You have had that eureka moment. You think you have an idea that could be a business, but is it really a commercial business or just a lovely idea?
For some new businesses, rushing to develop a product without researching or validating its proof of concept is an extremely expensive exercise.
The following is an introductory guide for technology-based businesses but can be applied to other sectors.
It should go without saying, 10 minutes on Google is not research. Terminology and language could mean you have an idea, but miss that it has already been developed in China, India, Mexico or/and Slovakia, for example. To assume that out of 7 billion people on the planet, that an idea is that unique, is naïve.
Remember for a lot of start-ups, they don’t have huge marketing budgets to shout about their product. So just because you haven’t seen the advert on TV, doesn’t mean it’s not happening.
So how to research effectively?
- Know your customer – So you think you have a solution for a problem, great. But how big a problem is it? Is it worth paying for? Why not create an online survey and speak to consumers. Start to understand your potential customers (this relates to point 8).
- Review the technology landscape – There has been a history of apps and websites that have launched too soon. Or invested in technology that requires so much space on phones, ate battery time or took too long to load on a screen that consumers switched off. Can the available technology deliver what you want to achieve? Does your customer have access to this technology or infrastructure, e.g. high powered broadband, live in an area with phone coverage etc?
- Review incubators programmes – look at the type of companies around the world, anyone else looking at the same problem as you?
- Check IP and trademark databases. You don’t want to be accused of stealing!
- Read technology and business publications. Get a feel for the industry as a whole, read business cases, what are start-ups doing that is right and what is wrong in your chosen sector. Anyone working on a similar solution but from a different angle?
- Follow relevant bloggers in the space and again get a feel for what is going on in the sector.
- Check the regulatory environment. The blockchain is a prime example, many governments, regulators etc have an issue with this technology.
- Get an idea of the size of the industry – There are plenty of research bodies, such as Mintel, Forrester's, Euromonitor etc. Even your government statistic’s office will have useful data.
While some are expensive, many organisations publish free shorter versions of reports online.
TOP TIP : Your local libraries will have access to these databases for free.
Based on who you think your customer is - quantify:
- The age range of the group
- Size of this group
- Buying habits of the group
- The purchasing power of the group(s)
- Finally, with this research work, have you found a market you never thought of or another application which is more suitable? Now is the stage to pivot before you invest too much.
It is important not to panic about the perfection of a minimum viable product. The purpose of an MVP is to help conceptualise an idea. It can take the shape of a mock-up App with a series of static screens that demo functionality.
If you want to create an online video platform, create a show-reel of content which can be placed on Vimeo, for example.
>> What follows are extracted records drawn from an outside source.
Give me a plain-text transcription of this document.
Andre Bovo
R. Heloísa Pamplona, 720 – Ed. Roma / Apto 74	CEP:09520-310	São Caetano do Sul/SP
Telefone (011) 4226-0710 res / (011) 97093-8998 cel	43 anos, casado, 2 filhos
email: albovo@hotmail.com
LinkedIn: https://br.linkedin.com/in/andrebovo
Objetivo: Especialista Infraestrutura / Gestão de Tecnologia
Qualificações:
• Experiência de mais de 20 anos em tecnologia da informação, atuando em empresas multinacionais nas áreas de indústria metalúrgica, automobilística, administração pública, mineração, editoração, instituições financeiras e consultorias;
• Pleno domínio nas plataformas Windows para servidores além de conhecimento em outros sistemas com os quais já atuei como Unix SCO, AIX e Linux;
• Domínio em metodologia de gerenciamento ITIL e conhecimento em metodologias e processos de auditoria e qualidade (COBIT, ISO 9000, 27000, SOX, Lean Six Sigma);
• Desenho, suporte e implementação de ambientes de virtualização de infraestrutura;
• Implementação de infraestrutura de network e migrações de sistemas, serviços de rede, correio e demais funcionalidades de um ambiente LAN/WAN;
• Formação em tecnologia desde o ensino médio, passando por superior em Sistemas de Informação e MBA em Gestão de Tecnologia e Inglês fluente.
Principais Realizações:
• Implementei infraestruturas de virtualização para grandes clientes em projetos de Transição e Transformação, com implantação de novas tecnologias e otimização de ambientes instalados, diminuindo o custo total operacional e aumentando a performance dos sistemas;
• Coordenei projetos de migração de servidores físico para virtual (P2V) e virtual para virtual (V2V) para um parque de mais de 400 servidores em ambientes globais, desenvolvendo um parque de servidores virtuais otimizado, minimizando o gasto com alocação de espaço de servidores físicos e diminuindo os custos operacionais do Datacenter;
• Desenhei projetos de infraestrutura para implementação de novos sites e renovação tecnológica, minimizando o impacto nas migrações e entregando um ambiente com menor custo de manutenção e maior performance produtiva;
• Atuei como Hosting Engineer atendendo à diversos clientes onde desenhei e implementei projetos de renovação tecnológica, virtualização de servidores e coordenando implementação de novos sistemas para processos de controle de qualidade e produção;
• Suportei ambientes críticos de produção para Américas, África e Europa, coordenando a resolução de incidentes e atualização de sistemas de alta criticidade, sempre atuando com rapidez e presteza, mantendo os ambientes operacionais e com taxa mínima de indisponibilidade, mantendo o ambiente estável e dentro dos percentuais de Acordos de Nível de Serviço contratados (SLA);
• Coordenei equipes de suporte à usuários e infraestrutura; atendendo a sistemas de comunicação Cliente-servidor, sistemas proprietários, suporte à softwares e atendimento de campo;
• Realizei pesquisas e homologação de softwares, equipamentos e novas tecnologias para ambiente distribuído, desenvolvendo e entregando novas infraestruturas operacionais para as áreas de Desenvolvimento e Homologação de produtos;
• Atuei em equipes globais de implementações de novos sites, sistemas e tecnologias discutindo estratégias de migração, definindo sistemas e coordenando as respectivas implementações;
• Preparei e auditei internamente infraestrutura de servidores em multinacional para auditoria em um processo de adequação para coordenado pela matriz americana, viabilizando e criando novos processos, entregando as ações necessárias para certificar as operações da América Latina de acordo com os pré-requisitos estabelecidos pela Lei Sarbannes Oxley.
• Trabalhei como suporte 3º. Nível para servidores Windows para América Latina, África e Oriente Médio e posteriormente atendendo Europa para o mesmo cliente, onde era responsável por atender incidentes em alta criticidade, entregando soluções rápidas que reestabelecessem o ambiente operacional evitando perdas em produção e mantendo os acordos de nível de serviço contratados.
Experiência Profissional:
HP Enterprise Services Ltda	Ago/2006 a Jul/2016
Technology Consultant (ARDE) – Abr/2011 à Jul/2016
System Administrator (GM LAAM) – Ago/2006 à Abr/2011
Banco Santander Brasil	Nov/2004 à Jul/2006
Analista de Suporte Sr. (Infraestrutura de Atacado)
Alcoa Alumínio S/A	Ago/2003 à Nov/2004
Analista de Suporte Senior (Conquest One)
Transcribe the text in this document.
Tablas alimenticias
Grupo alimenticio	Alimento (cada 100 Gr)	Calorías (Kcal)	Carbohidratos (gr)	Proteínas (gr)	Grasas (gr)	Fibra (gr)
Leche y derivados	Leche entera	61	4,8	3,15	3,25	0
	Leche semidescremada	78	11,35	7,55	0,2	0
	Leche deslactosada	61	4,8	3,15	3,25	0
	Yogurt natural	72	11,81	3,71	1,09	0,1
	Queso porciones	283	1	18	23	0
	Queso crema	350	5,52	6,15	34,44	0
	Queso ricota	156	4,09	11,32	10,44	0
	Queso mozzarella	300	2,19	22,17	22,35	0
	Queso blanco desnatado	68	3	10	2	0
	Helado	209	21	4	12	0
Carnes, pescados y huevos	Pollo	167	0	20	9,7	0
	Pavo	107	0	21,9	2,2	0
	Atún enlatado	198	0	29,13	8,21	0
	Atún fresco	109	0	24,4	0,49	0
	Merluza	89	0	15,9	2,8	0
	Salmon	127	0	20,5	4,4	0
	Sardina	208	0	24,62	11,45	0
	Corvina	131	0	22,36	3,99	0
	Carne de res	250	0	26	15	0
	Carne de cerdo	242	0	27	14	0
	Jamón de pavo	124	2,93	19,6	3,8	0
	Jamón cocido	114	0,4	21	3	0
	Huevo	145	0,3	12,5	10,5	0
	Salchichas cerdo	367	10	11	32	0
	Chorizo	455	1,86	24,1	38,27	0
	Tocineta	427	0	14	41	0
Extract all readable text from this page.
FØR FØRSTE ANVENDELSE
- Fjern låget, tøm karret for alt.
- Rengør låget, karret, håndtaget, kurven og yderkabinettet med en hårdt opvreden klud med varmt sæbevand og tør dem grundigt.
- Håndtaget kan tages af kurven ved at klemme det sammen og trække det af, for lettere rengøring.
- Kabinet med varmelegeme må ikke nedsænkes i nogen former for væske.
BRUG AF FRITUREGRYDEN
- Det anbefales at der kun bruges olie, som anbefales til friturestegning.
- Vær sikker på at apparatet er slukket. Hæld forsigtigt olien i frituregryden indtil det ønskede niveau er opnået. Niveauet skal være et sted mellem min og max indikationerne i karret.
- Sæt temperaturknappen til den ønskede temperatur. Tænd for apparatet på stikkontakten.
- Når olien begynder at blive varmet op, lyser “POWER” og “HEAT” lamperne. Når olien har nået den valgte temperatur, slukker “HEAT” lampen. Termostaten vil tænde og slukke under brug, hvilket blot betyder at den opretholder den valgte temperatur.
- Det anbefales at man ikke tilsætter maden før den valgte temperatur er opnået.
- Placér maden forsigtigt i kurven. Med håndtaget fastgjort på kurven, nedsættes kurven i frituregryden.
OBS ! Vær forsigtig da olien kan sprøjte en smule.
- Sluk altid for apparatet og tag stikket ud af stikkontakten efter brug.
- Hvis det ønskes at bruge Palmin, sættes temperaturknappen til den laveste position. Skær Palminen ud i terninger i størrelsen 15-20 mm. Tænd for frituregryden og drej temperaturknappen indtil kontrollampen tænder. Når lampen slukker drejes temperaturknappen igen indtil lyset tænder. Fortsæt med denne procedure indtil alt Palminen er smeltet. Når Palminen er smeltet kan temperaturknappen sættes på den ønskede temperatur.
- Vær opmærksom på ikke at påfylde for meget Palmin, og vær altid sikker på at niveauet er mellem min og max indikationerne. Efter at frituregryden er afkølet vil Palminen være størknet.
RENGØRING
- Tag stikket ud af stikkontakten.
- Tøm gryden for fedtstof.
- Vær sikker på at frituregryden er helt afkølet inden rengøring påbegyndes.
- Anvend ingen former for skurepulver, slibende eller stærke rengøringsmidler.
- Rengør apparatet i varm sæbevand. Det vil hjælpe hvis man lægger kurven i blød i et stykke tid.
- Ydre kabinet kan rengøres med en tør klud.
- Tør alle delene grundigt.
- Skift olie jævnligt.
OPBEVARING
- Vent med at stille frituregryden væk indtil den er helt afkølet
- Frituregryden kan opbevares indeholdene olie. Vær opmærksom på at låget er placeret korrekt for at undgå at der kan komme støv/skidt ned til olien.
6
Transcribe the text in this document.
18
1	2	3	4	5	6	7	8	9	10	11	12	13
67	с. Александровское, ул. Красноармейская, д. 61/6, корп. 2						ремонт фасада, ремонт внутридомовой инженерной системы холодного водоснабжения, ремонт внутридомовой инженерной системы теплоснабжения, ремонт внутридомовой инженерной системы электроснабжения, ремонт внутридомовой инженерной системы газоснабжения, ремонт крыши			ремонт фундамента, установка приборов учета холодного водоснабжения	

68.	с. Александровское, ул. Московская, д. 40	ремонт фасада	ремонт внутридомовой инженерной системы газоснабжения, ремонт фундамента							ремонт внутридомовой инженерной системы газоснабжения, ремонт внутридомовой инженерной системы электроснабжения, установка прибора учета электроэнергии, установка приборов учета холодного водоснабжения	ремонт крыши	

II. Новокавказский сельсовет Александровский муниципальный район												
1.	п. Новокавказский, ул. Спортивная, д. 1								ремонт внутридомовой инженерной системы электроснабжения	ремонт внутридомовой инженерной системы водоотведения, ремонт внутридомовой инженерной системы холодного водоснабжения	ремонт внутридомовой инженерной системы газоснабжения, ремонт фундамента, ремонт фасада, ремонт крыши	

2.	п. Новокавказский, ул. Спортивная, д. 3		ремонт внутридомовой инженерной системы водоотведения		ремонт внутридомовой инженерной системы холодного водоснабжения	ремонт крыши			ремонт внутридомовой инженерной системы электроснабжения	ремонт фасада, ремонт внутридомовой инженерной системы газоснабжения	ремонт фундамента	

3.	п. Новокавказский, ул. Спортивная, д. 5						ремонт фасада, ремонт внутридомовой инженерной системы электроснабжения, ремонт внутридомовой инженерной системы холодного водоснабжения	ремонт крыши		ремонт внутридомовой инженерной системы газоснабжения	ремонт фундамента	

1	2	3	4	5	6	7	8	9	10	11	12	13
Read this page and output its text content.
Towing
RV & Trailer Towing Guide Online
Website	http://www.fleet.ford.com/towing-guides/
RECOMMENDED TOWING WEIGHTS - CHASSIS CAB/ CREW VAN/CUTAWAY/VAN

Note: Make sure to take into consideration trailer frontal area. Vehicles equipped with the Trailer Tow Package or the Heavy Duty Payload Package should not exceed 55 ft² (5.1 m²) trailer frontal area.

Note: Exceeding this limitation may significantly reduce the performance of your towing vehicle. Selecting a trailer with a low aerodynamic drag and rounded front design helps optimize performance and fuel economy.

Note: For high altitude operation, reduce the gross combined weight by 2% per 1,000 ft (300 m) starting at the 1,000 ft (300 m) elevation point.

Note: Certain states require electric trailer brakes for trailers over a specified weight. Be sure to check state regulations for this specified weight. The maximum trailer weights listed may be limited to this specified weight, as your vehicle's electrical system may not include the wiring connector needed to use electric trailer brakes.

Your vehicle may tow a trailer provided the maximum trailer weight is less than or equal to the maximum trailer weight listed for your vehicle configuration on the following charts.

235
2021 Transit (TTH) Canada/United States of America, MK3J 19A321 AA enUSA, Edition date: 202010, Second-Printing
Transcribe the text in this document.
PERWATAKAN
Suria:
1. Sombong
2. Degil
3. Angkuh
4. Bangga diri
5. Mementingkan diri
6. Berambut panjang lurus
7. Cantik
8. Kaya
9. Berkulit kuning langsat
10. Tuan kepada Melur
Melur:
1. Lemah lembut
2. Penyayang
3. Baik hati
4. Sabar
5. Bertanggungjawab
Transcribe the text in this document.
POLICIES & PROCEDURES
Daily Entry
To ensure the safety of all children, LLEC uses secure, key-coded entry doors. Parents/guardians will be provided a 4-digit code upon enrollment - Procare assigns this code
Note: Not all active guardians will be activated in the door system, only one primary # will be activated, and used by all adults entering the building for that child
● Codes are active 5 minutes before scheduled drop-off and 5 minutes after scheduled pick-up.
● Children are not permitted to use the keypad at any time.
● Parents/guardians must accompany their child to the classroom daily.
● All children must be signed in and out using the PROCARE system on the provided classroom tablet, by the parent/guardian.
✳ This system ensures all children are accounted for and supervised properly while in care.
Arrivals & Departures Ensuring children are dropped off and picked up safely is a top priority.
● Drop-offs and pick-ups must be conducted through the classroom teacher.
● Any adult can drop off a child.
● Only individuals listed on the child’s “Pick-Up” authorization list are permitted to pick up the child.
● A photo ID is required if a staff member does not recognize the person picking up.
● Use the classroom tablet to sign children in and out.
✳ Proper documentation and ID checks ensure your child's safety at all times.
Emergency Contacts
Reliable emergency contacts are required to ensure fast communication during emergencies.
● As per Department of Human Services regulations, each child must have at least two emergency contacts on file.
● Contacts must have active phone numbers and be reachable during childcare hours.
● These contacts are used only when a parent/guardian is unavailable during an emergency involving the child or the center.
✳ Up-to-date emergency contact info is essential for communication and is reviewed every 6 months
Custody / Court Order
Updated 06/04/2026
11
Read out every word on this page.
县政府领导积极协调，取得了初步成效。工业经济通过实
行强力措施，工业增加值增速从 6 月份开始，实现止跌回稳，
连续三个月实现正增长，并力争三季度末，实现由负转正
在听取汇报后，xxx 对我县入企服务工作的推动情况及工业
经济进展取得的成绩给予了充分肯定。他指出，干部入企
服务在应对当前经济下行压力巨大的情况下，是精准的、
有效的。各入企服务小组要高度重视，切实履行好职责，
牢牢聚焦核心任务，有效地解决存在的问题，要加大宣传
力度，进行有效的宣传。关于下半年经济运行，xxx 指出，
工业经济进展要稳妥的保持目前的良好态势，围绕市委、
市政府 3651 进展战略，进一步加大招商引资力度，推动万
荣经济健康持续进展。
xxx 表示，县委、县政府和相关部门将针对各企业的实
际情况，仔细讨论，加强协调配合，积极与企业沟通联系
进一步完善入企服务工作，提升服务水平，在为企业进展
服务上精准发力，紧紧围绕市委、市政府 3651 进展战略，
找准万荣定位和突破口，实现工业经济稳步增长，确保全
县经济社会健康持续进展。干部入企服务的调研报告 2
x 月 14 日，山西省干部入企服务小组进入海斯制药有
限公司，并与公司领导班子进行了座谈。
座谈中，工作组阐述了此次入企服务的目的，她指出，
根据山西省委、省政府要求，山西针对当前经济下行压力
You don’t need to spend a fortune on hours of content, a few minutes should be enough to demonstrate your tone and style.
If there is a physical element to your idea, 3-D printing has made it more accessible to get quick physical prototypes without expensive tooling costs.
Finally a flow chart of functionality will also help to explain how the solution works. Reading pages of descriptive text is off-putting for investors, bank’s etc. Keep it simple.
So it does depend on your life and situation, you may not be able to spend 10 hours a day on research. So as a rule of thumb, give yourself a month at least to understand your customer, market and tech, especially if you are not a programmer.
It is more expensive when a CTO is not in place from the start, but do educate yourself with the basics:
- What are the coding languages – Java, C++, HTML, etc
- What are the costs to build a basic app, can you utilise Ruby on rails for example.
- Did you know you can outsource build to teams offshore which can be more cost-effective?
- Do you know what UX means?
- What is a solutions architect?
- What is a technical spec covers?
- Understand terms like bandwidth, cloud etc.
- Do you know what skills you need at various stages of your growth?
- Find out about the tax break for R&D?
Learn to protect yourself from inflated tech build costs. You can’t possibly know everything, but understand the basics to help explain what you need from techies. Do not be afraid to push back.
And finally on timing
You may have to consider waiting until the infrastructure and technology is available for your customers before giving up your day job. However, do not procrastinate if the market is ready.
As there is a high chance you are not the only one working on your solution if your MVP has interest from customers and investment, aim to launch a decent version 1. Do not focus on perfection or trying to squeeze in all your functionality in one version, you just might burn up all your investment money. You need to generate revenue.
Instead consider launching a beta version to get feedback, build traction and generate some income.
That way your 2nd release will be better without missing first mover advantage.